When I first lived in Ottawa with Katherine, we used to go to the local laundry mat to do our laundry. It was actually close by, and provided there weren’t bums hanging around to keep warm, it was sort of convenient.
Also just across the bridge was Hull, in the Province of Quebec. My dear friend Cynthia and I would sometimes venture to Hull after the bars in Ottawa closed. We were young, and we liked to party, and Hull was always a happening place. We were in our early twenties and life was a party.
Cynthia and I both worked in retail. She had a job at Holt Renfrew, and I worked at Joggers. For the record, I was not a runner, but I was thin, and could get away with looking the part I suppose. Cynthia was and still is a beautiful girl, and she fit right in with the Holt Renfrew image.
Anyhow, all that to say, we both had Monday’s off. So Sunday night was party night, and Hull was a popular place to end up when the feeling was right.
So one Sunday night on a cold winter’s night we decided to head over to Hull to keep the party going. We were having a great time. Getting a lot of attention from the young men, and enjoying every minute of it. Well we also noticed that the bouncer was hanging around in a conspicuous kind of a way. “He’s hot for one of us for sure”…we thought.
We also met a nice young man that night who was a private pilot for the Reitman family. His name was Doug, and he was a hoot. We had a great old time, and when the bar finally closed we all got our coats from the coat check and we hailed a cab to make our way home. Doug joined us.

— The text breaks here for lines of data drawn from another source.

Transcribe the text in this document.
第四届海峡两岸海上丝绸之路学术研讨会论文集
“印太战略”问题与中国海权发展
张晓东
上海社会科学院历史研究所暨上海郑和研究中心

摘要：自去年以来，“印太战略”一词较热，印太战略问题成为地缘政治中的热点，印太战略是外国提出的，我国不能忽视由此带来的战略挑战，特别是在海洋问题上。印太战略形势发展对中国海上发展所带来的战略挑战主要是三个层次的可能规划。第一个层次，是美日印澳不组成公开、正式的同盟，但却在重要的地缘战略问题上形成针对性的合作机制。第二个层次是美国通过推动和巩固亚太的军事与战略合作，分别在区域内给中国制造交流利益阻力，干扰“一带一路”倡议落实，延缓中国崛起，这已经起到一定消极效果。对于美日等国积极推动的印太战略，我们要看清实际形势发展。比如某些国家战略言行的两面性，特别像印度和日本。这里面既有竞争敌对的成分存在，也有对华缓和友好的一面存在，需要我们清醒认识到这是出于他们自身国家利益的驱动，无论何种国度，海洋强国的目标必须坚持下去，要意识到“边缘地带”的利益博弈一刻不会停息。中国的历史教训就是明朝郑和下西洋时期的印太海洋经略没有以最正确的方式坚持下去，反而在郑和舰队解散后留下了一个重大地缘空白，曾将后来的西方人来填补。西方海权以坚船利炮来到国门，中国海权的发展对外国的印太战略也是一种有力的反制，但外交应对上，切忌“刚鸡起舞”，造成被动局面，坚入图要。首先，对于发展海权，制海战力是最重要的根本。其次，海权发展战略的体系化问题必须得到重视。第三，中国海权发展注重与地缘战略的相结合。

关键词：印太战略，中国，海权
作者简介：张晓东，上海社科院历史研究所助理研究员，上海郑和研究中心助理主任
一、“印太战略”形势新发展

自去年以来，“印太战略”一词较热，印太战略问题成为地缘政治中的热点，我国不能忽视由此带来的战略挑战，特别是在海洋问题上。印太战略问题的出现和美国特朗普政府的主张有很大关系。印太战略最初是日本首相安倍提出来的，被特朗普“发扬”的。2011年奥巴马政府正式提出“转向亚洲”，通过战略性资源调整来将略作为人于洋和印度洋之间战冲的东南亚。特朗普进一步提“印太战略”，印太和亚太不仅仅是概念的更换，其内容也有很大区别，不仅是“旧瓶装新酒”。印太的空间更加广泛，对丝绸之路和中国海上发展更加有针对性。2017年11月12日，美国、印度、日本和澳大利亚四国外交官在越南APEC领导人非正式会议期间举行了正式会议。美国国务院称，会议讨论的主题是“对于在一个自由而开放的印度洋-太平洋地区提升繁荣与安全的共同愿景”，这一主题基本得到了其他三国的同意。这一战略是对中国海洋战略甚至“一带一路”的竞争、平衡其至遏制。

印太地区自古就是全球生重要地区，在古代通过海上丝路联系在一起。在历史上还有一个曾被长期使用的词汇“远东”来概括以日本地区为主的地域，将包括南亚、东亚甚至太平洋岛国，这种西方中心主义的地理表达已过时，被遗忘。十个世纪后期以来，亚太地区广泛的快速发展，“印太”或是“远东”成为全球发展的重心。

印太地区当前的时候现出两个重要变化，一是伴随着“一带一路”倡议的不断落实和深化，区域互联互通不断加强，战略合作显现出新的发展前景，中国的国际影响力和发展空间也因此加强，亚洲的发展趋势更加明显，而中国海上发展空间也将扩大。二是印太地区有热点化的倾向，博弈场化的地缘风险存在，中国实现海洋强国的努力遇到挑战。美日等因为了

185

The cab drove for about a block when suddenly we were pulled over by the police. There was not just one cruiser, there were several. We thought this was very funny. I mean, when does a cab ever get pulled over? Ha ha, we laughed and laughed until wait…..the police opens my door and asks me to step out. Again, still chuckling I step out of the cab. Thinking that they probably are impounding the taxi and are going to arrange for us to take another cab home. I mean, what else could it be?
But I was wrong. Dead wrong. I was the person of interest in this police “sting”….I was the reason for the pull over. And yes, I was the reason the bouncer was keeping a close eye on us all night. And by the way, it does not appear that he was hot for us after all.
Why would they have any interest in me? I mean those of you who know me realize that I am a pretty straight arrow.
Well remember the laundry mat that I mentioned earlier? When I would take a load of clothes to that laundry mat, I would save myself the effort of lugging a big box, and I would pour the detergent into a zip lock bag. Sure enough, the bright red jacket I was wearing had one of those baggies with left over laundry detergent in my pocket.
It turns out that the bouncer was also a narc. He must have discovered the illicit Tide when I checked my coat, resulting in the sting operation.
Trying my best to explain to the French speaking police I said “Officer, c’est detergent”…with my best french accent. Although in retrospect perhaps I should have said “Officer, I’m clean!” The officer did not seem to believe me, instead he stuck his face into the baggy and took a giant sniff. I am sure he regretted that, as it did not have the desired effect. In fact, by the look on his face, I’d say it didn’t feel very good at all to get Tide up his nose.
In the end, I was set free, and the cab ride home proceeded with a lot of laughter. We remained friends with Doug for years to come, but eventually he became a friend of the past. I am pretty sure when he realized his pursuit of Cynthia was not going to come to fruition he faded away.
The question remains though, would you swap your Tide?